Companies are also focussed on closing the loop with their company or immediate vicinity which is not favourable to the circular economy. This results in many suboptimal uses of secondary materials. Traditional linear business models are experiencing friction and inefficiencies when met with the circular business model which is off putting for organisations. Lastly, there is a lack of transparency: people have no overview of what materials are available to them. With the Excess Materials Exchange we work on overcoming all these challenges.
What are some of the main changes that we can all make to support this style of economy?
Everybody, from designers, consumers, policy makers, educators and recyclers must take responsibility for their waste. We must strive to reduce the amount that we produce but also look to recycling or reusing the waste we do create.

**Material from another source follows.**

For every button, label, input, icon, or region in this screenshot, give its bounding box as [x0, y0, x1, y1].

If you are a company with large scale waste streams you must look for alternative avenues when it comes to disposing of your waste. Reaching out to a company such as the Excess Materials Exchange is a step in the right direction.

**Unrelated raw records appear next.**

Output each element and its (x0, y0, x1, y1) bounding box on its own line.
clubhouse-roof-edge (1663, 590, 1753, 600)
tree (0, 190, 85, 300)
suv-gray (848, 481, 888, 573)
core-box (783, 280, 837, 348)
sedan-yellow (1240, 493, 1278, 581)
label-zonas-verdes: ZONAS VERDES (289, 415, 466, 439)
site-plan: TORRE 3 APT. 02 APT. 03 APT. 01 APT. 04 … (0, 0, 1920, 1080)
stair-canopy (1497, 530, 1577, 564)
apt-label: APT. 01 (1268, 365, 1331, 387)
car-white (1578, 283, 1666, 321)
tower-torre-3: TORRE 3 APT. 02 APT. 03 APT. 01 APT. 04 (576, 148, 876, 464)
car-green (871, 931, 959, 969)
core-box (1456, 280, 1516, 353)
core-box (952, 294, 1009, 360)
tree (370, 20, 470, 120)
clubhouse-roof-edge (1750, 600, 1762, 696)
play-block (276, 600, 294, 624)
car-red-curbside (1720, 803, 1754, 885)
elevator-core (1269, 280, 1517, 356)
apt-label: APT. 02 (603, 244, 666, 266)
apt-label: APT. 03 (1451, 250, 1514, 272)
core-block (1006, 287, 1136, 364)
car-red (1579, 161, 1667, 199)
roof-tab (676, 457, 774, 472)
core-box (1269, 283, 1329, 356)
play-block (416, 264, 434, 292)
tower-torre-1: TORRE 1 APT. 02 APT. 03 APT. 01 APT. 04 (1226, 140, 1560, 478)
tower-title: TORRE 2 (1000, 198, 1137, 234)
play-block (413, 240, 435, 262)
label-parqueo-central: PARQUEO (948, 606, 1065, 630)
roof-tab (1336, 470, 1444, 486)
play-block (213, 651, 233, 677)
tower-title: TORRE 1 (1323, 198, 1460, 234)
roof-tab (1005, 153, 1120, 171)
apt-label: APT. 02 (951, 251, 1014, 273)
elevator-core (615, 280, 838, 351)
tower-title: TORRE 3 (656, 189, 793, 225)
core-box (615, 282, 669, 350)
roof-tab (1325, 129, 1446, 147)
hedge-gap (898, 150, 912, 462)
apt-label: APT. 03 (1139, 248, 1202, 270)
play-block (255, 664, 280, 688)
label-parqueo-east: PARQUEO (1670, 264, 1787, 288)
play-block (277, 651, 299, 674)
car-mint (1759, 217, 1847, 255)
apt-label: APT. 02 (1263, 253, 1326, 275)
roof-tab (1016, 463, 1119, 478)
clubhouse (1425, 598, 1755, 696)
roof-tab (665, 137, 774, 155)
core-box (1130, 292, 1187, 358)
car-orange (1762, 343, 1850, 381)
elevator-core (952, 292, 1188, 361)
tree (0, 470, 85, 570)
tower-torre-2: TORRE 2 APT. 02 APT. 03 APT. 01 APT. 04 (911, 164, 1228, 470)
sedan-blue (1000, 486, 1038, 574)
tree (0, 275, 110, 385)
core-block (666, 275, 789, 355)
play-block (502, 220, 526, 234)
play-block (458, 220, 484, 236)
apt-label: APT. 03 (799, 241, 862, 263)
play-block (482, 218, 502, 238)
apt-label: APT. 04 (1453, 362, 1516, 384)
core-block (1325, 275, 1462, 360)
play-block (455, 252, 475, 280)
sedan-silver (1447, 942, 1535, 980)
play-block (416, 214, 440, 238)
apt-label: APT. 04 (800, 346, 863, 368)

What should local and national governments be doing to enforce a fully circular economy?
There are many different things ranging from circular procurement, to public commitments, collection programs, raising awareness and enforcing regulations on products created and sold. A context dependent combination is recommended.
The government in the Netherlands has created the Resources Agreement which states that by 2030, 50% of the materials in our society need to be non-virgin. By 2050 all our inputs will have to be secondary materials. If this was adopted internationally, we would live in a very different world.